Like any child, Alice cannot be taught not to be rude, protecting her from all manifestations of rudeness and aggression - that is, teaching the neural network on a “clean” base, where there are no rudeness, provocations and other unpleasant things that are often found in the real world. If Alice does not know about the existence of such expressions, she will respond to them thoughtlessly, with random phrases — for her they will remain unknown words. Let her know better what it is - and work out a certain position on these issues. If you know what a mat is, you can either swear in response, or say that you will not begin to talk with the swearing. And we model Alice's behavior so that she chooses the second option.
It so happens that Alice's remark itself is completely neutral, but in the context given by the user, the answer is no longer harmless. Once, even during the closed testing, we asked the user to find some places - a cafe or something like that. He said: "Find another one the same." And at that moment a bug occurred in Alice, and instead of launching the organization’s search script, she gave a rather bold answer - something like “look on the map”. And did not look for anything. The user was surprised at first, and then surprised us, praising Alice's behavior.
When Alice uses the “neural network talker,” a million different personalities can appear in her, as the neural network absorbed a little from the author of each replica from the training sample.
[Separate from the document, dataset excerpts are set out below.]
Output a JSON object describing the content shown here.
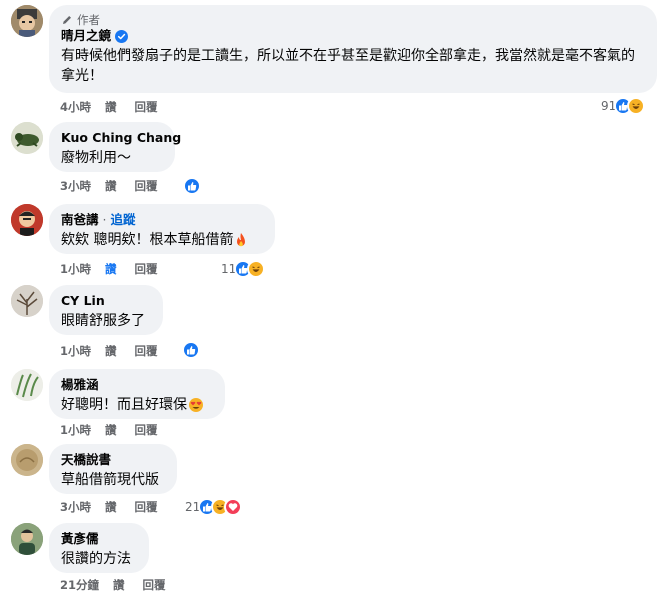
{
  "comments": [
    {
      "badge": "作者",
      "author": "晴月之鏡",
      "verified": true,
      "text": "有時候他們發扇子的是工讀生，所以並不在乎甚至是歡迎你全部拿走，我當然就是毫不客氣的拿光！",
      "time": "4小時",
      "like": "讚",
      "reply": "回覆",
      "reaction_count": "91"
    },
    {
      "author": "Kuo Ching Chang",
      "text": "廢物利用～",
      "time": "3小時",
      "like": "讚",
      "reply": "回覆"
    },
    {
      "author": "南爸講",
      "follow_sep": "·",
      "follow": "追蹤",
      "text": "欸欸 聰明欸！根本草船借箭",
      "time": "1小時",
      "like": "讚",
      "reply": "回覆",
      "reaction_count": "11"
    },
    {
      "author": "CY Lin",
      "text": "眼睛舒服多了",
      "time": "1小時",
      "like": "讚",
      "reply": "回覆"
    },
    {
      "author": "楊雅涵",
      "text": "好聰明！而且好環保",
      "time": "1小時",
      "like": "讚",
      "reply": "回覆"
    },
    {
      "author": "天橋說書",
      "text": "草船借箭現代版",
      "time": "3小時",
      "like": "讚",
      "reply": "回覆",
      "reaction_count": "21"
    },
    {
      "author": "黃彥儒",
      "text": "很讚的方法",
      "time": "21分鐘",
      "like": "讚",
      "reply": "回覆"
    }
  ],
  "colors": {
    "bubble": "#f0f2f5",
    "meta_text": "#65676b",
    "like_blue": "#1877f2",
    "follow_link": "#0064d1",
    "haha_yellow": "#f7b125",
    "love_red": "#f33e58"
  }
}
Depending on the context, Alice can be polite or rude, cheerful, or depressive. We want the personal assistant to be a complete personality with a well-defined set of qualities. Here our editorial texts come to the rescue. Their peculiarity is that they were originally written on behalf of the person that we want to recreate in Alice. It turns out that you can continue to teach Alice on millions of lines of random texts, but she will respond with an eye to the pattern of behavior laid down in the editorial responses. And this is what we are already working on.
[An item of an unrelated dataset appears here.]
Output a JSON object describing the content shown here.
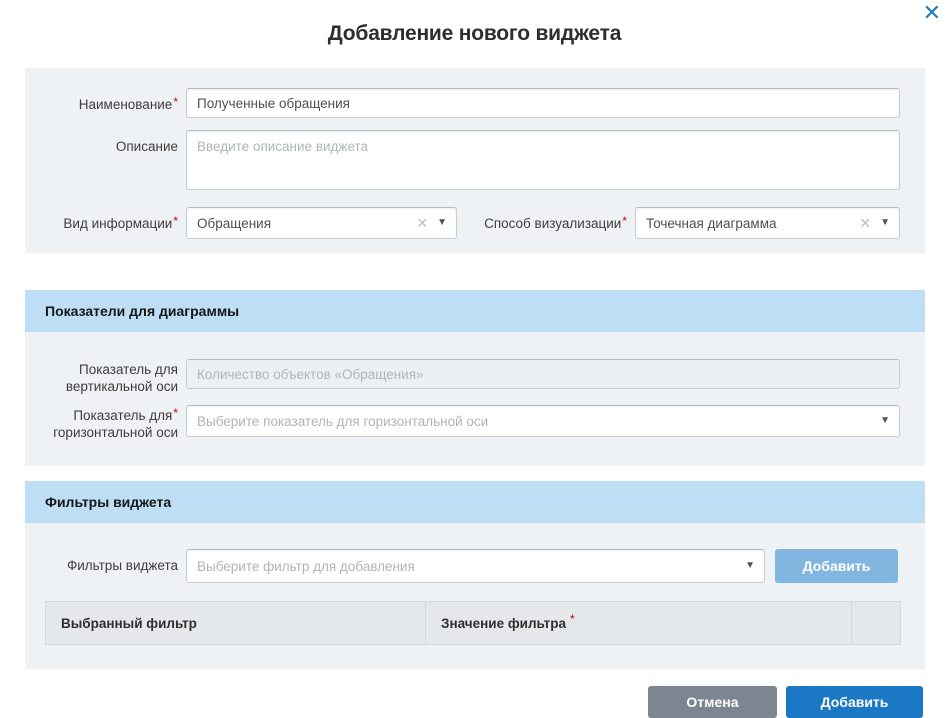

Alice became the first voice assistant known to us, who tries to maintain communication not only with the help of editorial answers, but also using a trained neural network. Of course, we are still very far from what is portrayed in modern fiction. Alice does not always accurately recognize the essence of the replica, which affects the accuracy of the answer. Therefore, we still have a lot of work.
We are planning to make Alice the most humanoid assistant in the world. Instill in her empathy and curiosity. To make it proactive is to teach you to set goals in a dialogue, take the initiative and involve the interlocutor in the conversation. Now we are both at the very beginning of the journey and at the forefront of the sciences studying this field. To move on, you have to move this edge.
You can talk to Alice in the Yandex application for Android and iOS, in the
beta version for Windows, and soon in the Yandex Browser. We would be interested to discuss how you see the future of voice interfaces and scenarios for its use.